Le djent est un genre qui a très rapidement installé quelques noms à l’avant-garde rejetant derrière eux une armée de suiveurs essayant de rattraper le wagon de tête. Les Anglais de Monuments ont été dès leur début considérés comme des prétendants pour venir titiller l'ordre établi. L'occasion nous est offerte de faire un point sur le parcours du groupe pour la sortie de leur troisième album "Phronesis", quatre ans après "The Amanuensis".
C'est pour panser leur âme meurtrie par divers moments difficiles de leur vie que les musiciens de Monuments ont bâti leur album autour de la belle notion grecque de phronesis, la sagesse par la praxis. Quoique de plus salvateur pour cela que de revenir aux fondamentaux. C'est possiblement ce qui a conduit Monuments a conservé la portion la plus brute de son metal moderne, plus proche du metalcore que du djent et encore moins du metal progressif.
Monuments n'a jamais été reconnu pour l'originalité de ses riffs, comme Periphery peut l'être, et contrairement à Tesseract les Anglais sont peu friands des séquences atmosphériques. Demeurent la puissance, parfois très agressive (le milieu de 'Jukai'), rendue encore plus asphyxiante avec sa production massive, une utilisation excessive de la double-pédale pour saturer l’espace sonore d’une impression de densité rythmique héritée du génome djent du groupe et un mélange de chants metalcore et clairs ('A.W.O.L', 'Hollow King', 'Mirror Image', 'Ivory'). Débordant légèrement de ce schéma direct et calibré, certains titres offrent quelques variations et une écriture plus recherchée qui augmentent l'attrait du disque dans sa seconde partie.
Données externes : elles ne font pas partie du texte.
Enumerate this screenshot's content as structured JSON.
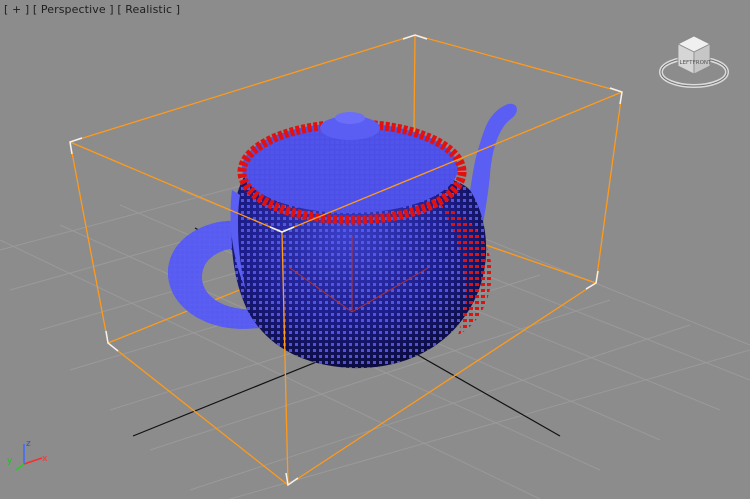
{
  "viewport": {
    "label_plus": "[ + ]",
    "label_view": "[ Perspective ]",
    "label_shading": "[ Realistic ]"
  },
  "viewcube": {
    "face_top": "",
    "face_left": "LEFT",
    "face_front": "FRONT"
  },
  "axis_gizmo": {
    "x": "x",
    "y": "y",
    "z": "z"
  },
  "colors": {
    "background": "#8c8c8c",
    "grid": "#9a9a9a",
    "bounding_box": "#ff9a1a",
    "particles_blue": "#5a5ef2",
    "particles_red": "#e31010",
    "teapot_body": "#1a1a80"
  },
  "icons": [
    "viewcube-icon",
    "axis-tripod-icon"
  ]
}
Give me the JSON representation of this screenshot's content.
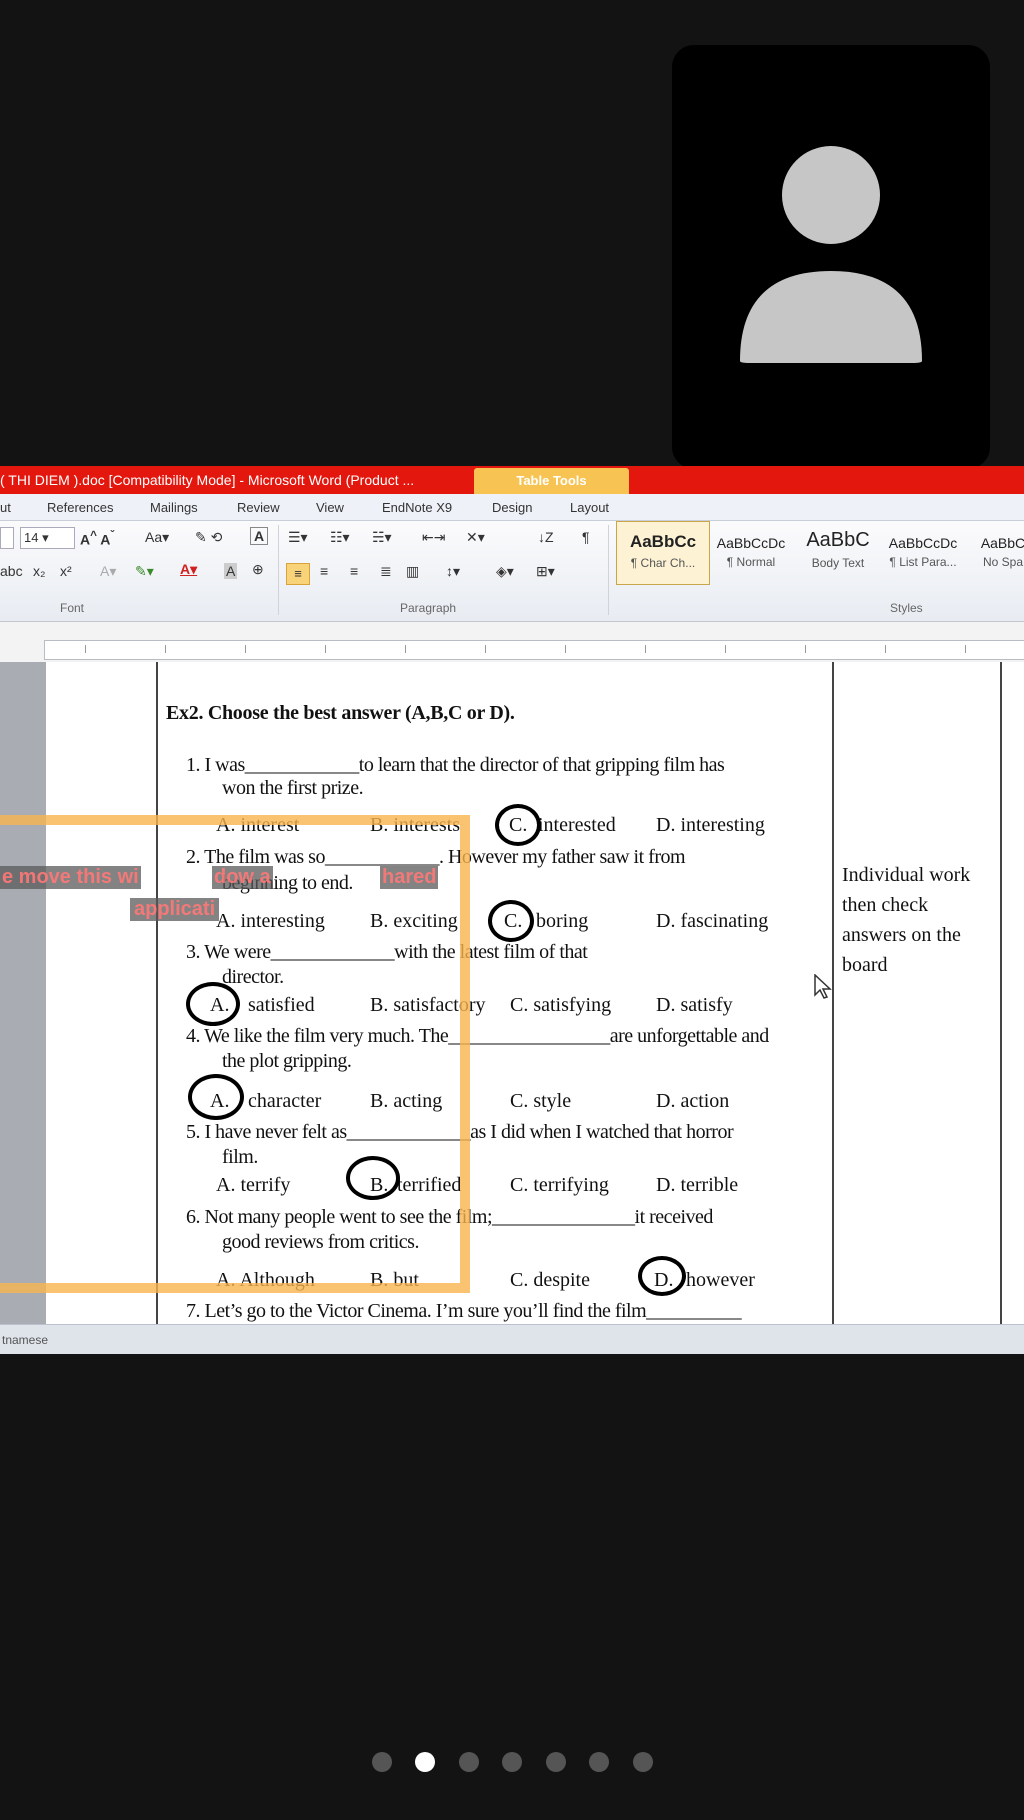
{
  "participant": {
    "avatar_icon": "person-silhouette-icon"
  },
  "word": {
    "title": "( THI DIEM ).doc [Compatibility Mode] - Microsoft Word (Product ...",
    "table_tools": "Table Tools",
    "tabs": [
      "References",
      "Mailings",
      "Review",
      "View",
      "EndNote X9",
      "Design",
      "Layout"
    ],
    "tab_partial": "ut",
    "font_size": "14",
    "group_labels": {
      "font": "Font",
      "paragraph": "Paragraph",
      "styles": "Styles"
    },
    "styles": [
      {
        "preview": "AaBbCc",
        "name": "¶ Char Ch..."
      },
      {
        "preview": "AaBbCcDc",
        "name": "¶ Normal"
      },
      {
        "preview": "AaBbC",
        "name": "Body Text"
      },
      {
        "preview": "AaBbCcDc",
        "name": "¶ List Para..."
      },
      {
        "preview": "AaBbC",
        "name": "No Spa"
      }
    ],
    "status_language": "tnamese"
  },
  "document": {
    "heading": "Ex2. Choose the best answer (A,B,C or D).",
    "questions": [
      {
        "lines": [
          "1.  I was____________to learn that the director of that gripping film has",
          "won the first prize."
        ],
        "options": [
          "A.  interest",
          "B.  interests",
          "C.",
          "interested",
          "D.  interesting"
        ]
      },
      {
        "lines": [
          "2.  The film was so____________. However my father saw it from",
          "beginning to end."
        ],
        "options": [
          "A.  interesting",
          "B.  exciting",
          "C.",
          "boring",
          "D.  fascinating"
        ]
      },
      {
        "lines": [
          "3.  We were_____________with the latest film of that",
          "director."
        ],
        "options": [
          "A.",
          "satisfied",
          "B.  satisfactory",
          "C.  satisfying",
          "D.  satisfy"
        ]
      },
      {
        "lines": [
          "4.  We like the film very much. The_________________are unforgettable and",
          "the plot gripping."
        ],
        "options": [
          "A.",
          "character",
          "B.  acting",
          "C.  style",
          "D.  action"
        ]
      },
      {
        "lines": [
          "5.  I have never felt as_____________as I did when I watched that horror",
          "film."
        ],
        "options": [
          "A.  terrify",
          "B.",
          "terrified",
          "C.  terrifying",
          "D.  terrible"
        ]
      },
      {
        "lines": [
          "6.  Not many people went to see the film;_______________it received",
          "good reviews from critics."
        ],
        "options": [
          "A.  Although",
          "B.  but",
          "C.  despite",
          "D.",
          "however"
        ]
      },
      {
        "lines": [
          "7.  Let’s go to the Victor Cinema. I’m sure you’ll find the film__________"
        ]
      }
    ],
    "side_note": [
      "Individual work",
      "then check",
      "answers on the",
      "board"
    ]
  },
  "share_overlay": {
    "line1a": "e move this wi",
    "line1b": "dow a",
    "line1c": "hared",
    "line2": "applicati"
  },
  "pager": {
    "count": 7,
    "active_index": 1
  }
}
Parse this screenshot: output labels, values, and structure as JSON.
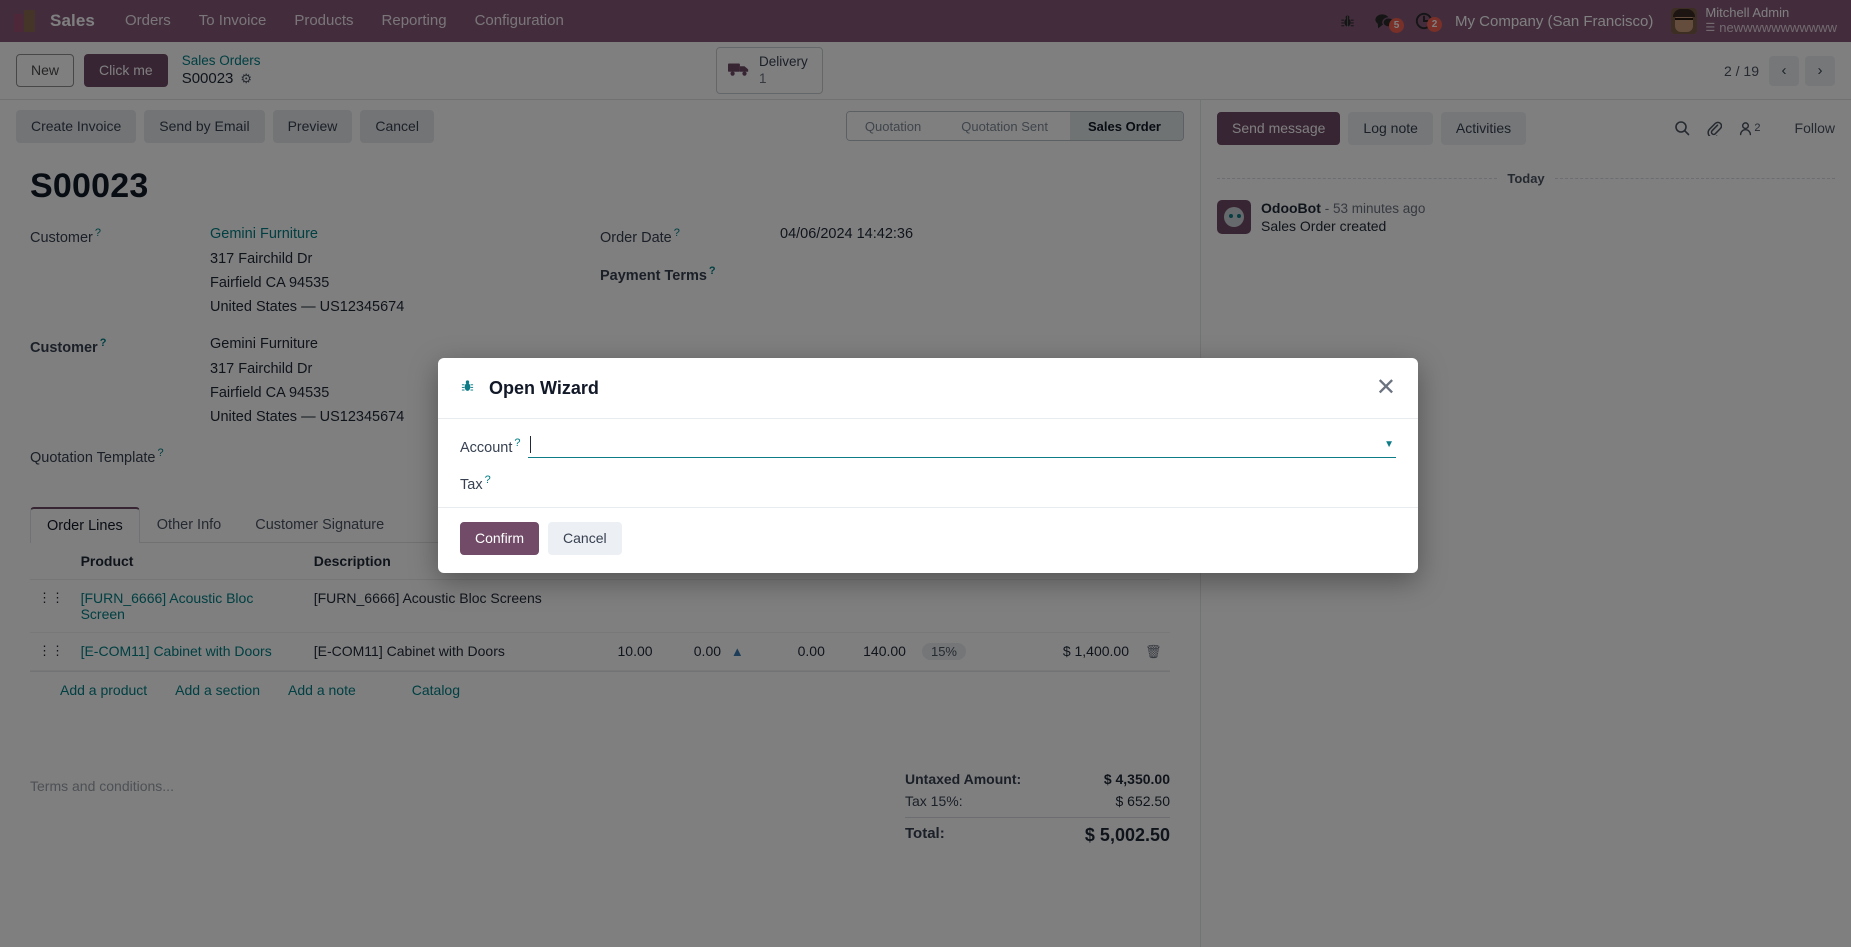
{
  "navbar": {
    "app_name": "Sales",
    "menu": [
      "Orders",
      "To Invoice",
      "Products",
      "Reporting",
      "Configuration"
    ],
    "bug_icon": "bug-icon",
    "messages_icon": "messages-icon",
    "messages_count": "5",
    "activities_icon": "clock-icon",
    "activities_count": "2",
    "company": "My Company (San Francisco)",
    "user_name": "Mitchell Admin",
    "user_db": "newwwwwwwwwww",
    "db_icon": "database-icon",
    "accent": "#875A7B"
  },
  "control_panel": {
    "new_label": "New",
    "click_me_label": "Click me",
    "breadcrumb_parent": "Sales Orders",
    "breadcrumb_current": "S00023",
    "gear_icon": "gear-icon",
    "stat_button": {
      "icon": "truck-icon",
      "label": "Delivery",
      "value": "1"
    },
    "pager": {
      "text": "2 / 19",
      "prev_icon": "chevron-left-icon",
      "next_icon": "chevron-right-icon"
    }
  },
  "actions": {
    "buttons": [
      "Create Invoice",
      "Send by Email",
      "Preview",
      "Cancel"
    ],
    "statuses": [
      "Quotation",
      "Quotation Sent",
      "Sales Order"
    ],
    "active_status": "Sales Order"
  },
  "form": {
    "title": "S00023",
    "left_fields": [
      {
        "label": "Customer",
        "bold": false,
        "link": "Gemini Furniture",
        "lines": [
          "317 Fairchild Dr",
          "Fairfield CA 94535",
          "United States — US12345674"
        ]
      },
      {
        "label": "Customer",
        "bold": true,
        "link": null,
        "plain": "Gemini Furniture",
        "lines": [
          "317 Fairchild Dr",
          "Fairfield CA 94535",
          "United States — US12345674"
        ]
      },
      {
        "label": "Quotation Template",
        "bold": false,
        "link": null,
        "plain": "",
        "lines": []
      }
    ],
    "right_fields": [
      {
        "label": "Order Date",
        "bold": false,
        "value": "04/06/2024 14:42:36"
      },
      {
        "label": "Payment Terms",
        "bold": true,
        "value": ""
      }
    ]
  },
  "notebook": {
    "tabs": [
      "Order Lines",
      "Other Info",
      "Customer Signature"
    ],
    "active_tab": "Order Lines",
    "columns": [
      "Product",
      "Description"
    ],
    "rows": [
      {
        "handle": "drag-handle-icon",
        "product": "[FURN_6666] Acoustic Bloc Screen",
        "description": "[FURN_6666] Acoustic Bloc Screens",
        "quantity": "",
        "delivered": "",
        "invoiced": "",
        "unit_price": "",
        "taxes": "",
        "subtotal": ""
      },
      {
        "handle": "drag-handle-icon",
        "product": "[E-COM11] Cabinet with Doors",
        "description": "[E-COM11] Cabinet with Doors",
        "quantity": "10.00",
        "delivered": "0.00",
        "invoiced": "0.00",
        "unit_price": "140.00",
        "taxes": "15%",
        "subtotal": "$ 1,400.00"
      }
    ],
    "add_links": [
      "Add a product",
      "Add a section",
      "Add a note",
      "Catalog"
    ]
  },
  "bottom": {
    "terms_placeholder": "Terms and conditions...",
    "totals": [
      {
        "label": "Untaxed Amount:",
        "value": "$ 4,350.00",
        "style": "untaxed"
      },
      {
        "label": "Tax 15%:",
        "value": "$ 652.50",
        "style": "normal"
      },
      {
        "label": "Total:",
        "value": "$ 5,002.50",
        "style": "total"
      }
    ]
  },
  "chatter": {
    "send_message": "Send message",
    "log_note": "Log note",
    "activities": "Activities",
    "search_icon": "search-icon",
    "attachment_icon": "paperclip-icon",
    "followers_icon": "user-icon",
    "followers_count": "2",
    "follow_label": "Follow",
    "date_separator": "Today",
    "messages": [
      {
        "avatar": "odoobot-avatar",
        "author": "OdooBot",
        "time": "- 53 minutes ago",
        "body": "Sales Order created"
      }
    ]
  },
  "modal": {
    "bug_icon": "bug-icon",
    "title": "Open Wizard",
    "close_icon": "close-icon",
    "fields": [
      {
        "label": "Account",
        "value": "",
        "placeholder": "",
        "has_dropdown": true
      },
      {
        "label": "Tax",
        "value": "",
        "placeholder": "",
        "has_dropdown": false
      }
    ],
    "confirm_label": "Confirm",
    "cancel_label": "Cancel"
  }
}
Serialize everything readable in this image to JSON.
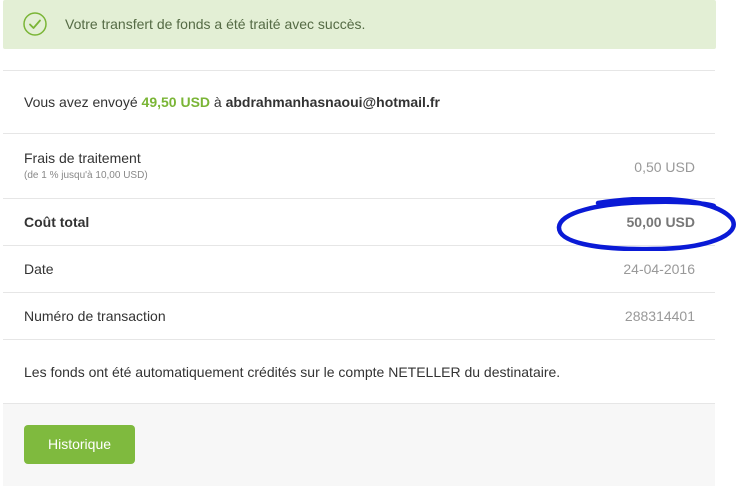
{
  "alert": {
    "icon": "check-circle-icon",
    "message": "Votre transfert de fonds a été traité avec succès."
  },
  "summary": {
    "sent_prefix": "Vous avez envoyé",
    "sent_amount": "49,50 USD",
    "sent_to_word": "à",
    "recipient": "abdrahmanhasnaoui@hotmail.fr"
  },
  "details": {
    "fee_label": "Frais de traitement",
    "fee_note": "(de 1 % jusqu'à 10,00 USD)",
    "fee_value": "0,50 USD",
    "total_label": "Coût total",
    "total_value": "50,00 USD",
    "date_label": "Date",
    "date_value": "24-04-2016",
    "tx_label": "Numéro de transaction",
    "tx_value": "288314401"
  },
  "info": {
    "message": "Les fonds ont été automatiquement crédités sur le compte NETELLER du destinataire."
  },
  "footer": {
    "history_button": "Historique"
  },
  "colors": {
    "brand_green": "#7fba3e",
    "alert_bg": "#e3efd5",
    "annotation_blue": "#0a1ad6"
  }
}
Si la tonalité claire de Chris Barretto, sorte de mélange de pop moderne et de soul, est un des points forts de Monuments, celle-ci ne suffit pas à compenser le cruel manque d'émotion de la musique, principale réserve qu'évoque l'écoute de "Phrenosis". En cela, la qualité mélodique des refrains souffre d'un déficit de finition qui se retrouve globalement dans l'ensemble des morceaux de l'album qui n'éveillent que peu d'intérêt une fois la première écoute achevée. L'exemple le plus frappant est sans doute 'Jukai' qui possède l'introduction la plus aboutie de l'album avec un riff bien trouvé, des contrastes avec une partie médiane dantesque au chant et un refrain à la mélodie entêtante mais qui ne profite pas d'un boulevard pourtant bien amené pour emporter l'auditeur pour un final ascensionnel, Monuments préférant faire tourner en boucle une séquence atone qui vient mourir en fade-out ('The Watch' se termine de la même manière).
"Phronesis" est à l'image de ses prédécesseurs, c'est un album qui s'écoute aisément sans défauts majeurs mais sans éveiller un enthousiasme excessif. Monuments semble à son aise à l'interface du metalcore, du metal moderne et du djent et trouvera un auditoire parmi les amateurs de ces trois styles. Mais sans affirmer clairement sa préférence, cette originalité nourrit l’identité équivoque de Monuments.